I'm on medical leave right now, well, sort of, I'm working one day a week, and my biggest challenge right now is trying to avoid getting sucked into too many amazing projects.
I'm writing a damn book for Christ's sake, which I've been trying to avoid for years, but my sister asked for help on a project and now we're writing a damn book together.
I'm doing it just because my sister is overloaded and this book is part of her workload, if I do this, I get to see her regularly, otherwise she'll sink into work and I won't see her until this project is done.

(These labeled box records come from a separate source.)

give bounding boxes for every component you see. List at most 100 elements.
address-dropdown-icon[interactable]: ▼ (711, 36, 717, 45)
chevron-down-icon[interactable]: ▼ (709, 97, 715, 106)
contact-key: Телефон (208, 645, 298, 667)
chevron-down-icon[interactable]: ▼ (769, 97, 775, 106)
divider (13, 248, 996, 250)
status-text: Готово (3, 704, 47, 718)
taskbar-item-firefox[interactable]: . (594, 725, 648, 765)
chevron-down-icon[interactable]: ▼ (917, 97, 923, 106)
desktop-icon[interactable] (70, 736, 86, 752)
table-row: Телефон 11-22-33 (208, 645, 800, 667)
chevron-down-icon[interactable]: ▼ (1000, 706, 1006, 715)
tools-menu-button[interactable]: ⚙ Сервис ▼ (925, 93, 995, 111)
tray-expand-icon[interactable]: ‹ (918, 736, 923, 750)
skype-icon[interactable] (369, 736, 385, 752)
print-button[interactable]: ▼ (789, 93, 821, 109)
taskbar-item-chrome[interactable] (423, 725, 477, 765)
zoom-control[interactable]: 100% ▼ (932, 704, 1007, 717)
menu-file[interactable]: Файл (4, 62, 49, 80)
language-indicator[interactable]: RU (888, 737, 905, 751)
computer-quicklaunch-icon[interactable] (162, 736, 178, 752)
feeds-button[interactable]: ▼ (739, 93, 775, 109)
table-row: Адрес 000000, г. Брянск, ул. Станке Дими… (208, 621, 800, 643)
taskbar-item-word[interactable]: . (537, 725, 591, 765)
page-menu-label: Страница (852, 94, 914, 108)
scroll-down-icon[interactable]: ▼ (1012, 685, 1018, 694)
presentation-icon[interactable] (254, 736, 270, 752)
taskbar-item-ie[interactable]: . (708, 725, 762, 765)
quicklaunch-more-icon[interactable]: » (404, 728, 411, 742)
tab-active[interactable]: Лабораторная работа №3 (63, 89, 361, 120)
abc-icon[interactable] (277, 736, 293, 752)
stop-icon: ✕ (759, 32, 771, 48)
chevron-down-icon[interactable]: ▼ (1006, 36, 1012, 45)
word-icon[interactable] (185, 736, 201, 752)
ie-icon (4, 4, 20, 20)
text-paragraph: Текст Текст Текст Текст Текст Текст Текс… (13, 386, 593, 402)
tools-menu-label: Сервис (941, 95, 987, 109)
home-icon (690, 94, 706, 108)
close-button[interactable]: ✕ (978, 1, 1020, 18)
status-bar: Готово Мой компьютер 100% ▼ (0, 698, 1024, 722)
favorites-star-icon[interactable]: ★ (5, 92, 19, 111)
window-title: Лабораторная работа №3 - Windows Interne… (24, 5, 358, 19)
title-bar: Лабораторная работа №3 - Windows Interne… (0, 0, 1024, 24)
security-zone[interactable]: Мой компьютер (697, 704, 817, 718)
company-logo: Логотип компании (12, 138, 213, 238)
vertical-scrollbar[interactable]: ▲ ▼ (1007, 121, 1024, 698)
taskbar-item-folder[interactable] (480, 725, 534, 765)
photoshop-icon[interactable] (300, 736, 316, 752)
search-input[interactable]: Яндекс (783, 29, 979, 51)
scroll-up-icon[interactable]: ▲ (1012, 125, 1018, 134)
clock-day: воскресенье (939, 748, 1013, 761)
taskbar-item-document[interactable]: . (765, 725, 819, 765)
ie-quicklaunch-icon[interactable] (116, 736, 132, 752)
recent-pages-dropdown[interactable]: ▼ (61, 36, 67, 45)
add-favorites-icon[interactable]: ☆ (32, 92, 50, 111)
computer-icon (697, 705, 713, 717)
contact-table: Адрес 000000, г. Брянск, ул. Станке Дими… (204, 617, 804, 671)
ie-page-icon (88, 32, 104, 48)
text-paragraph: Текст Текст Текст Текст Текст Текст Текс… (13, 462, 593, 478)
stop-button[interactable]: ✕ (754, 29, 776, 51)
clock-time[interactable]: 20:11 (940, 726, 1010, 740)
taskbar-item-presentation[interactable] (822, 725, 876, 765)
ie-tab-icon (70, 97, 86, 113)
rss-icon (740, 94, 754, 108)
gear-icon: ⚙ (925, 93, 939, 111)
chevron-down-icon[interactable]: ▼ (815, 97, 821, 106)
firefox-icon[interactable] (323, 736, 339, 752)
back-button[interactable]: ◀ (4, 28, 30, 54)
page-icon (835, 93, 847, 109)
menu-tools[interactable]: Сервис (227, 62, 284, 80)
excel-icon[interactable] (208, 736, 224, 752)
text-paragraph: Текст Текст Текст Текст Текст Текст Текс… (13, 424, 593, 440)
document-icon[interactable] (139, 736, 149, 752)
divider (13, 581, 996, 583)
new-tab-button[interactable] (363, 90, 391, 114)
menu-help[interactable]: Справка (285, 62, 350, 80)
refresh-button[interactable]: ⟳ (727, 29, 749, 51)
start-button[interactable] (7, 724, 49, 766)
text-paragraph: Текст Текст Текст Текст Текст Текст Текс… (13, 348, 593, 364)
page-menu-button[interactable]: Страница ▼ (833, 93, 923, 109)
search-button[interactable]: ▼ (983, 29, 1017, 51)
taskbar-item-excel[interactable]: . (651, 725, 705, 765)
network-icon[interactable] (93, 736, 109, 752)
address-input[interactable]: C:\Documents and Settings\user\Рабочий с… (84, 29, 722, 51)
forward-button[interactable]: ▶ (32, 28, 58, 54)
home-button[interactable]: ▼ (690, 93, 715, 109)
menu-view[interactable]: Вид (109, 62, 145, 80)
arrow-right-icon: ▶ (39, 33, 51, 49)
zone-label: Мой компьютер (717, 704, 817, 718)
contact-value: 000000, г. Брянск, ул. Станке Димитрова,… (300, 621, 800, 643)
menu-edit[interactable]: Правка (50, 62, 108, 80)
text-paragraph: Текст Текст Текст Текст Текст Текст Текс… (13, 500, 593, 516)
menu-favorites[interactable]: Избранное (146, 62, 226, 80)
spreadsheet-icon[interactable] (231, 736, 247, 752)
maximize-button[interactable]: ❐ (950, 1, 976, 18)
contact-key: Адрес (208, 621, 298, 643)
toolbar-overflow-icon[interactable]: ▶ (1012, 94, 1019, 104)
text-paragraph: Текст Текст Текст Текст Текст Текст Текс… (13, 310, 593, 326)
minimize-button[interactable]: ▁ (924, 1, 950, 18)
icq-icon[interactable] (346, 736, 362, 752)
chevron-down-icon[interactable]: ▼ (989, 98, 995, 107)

My sister is too fun, I can't say no to this.
So yeah, I'm writing a damn book. I actually love writing, it's just such a cliche in my family to write a book.
Also, now I'm the president of the elite non profit, I'm hosting a bunch of networking events, plus a series of lectures on burnout for medical professionals, plus helping a colleague broker a massive industry shaking deal, plus I've started a mentorship group for new grad medical professionals, plus I'm helping develop resources for a friend's women's shelter in Africa, plus I'm helping two small charities connect with major industry dollars, plus I'm helping another more established charity with their rebranding, plus I've been asked to join the executive of an even bigger non profit, plus a national agency wants me to start a podcast, plus friends are running several children's shelters in India and have asked me to come out and help, plus a family member would like me to join her in the volunteer work she's doing in the Arctic...
These are the small projects I'm letting myself consider. That doesn't even include the 3 major side hustles that I've put on hold, or the additional graduate degree I'm seriously considering in 2021.
The world is absolutely packed to the god damn rafters with really, really interesting, challenging, and satisfying work. You just can't see it if you don't think it's there.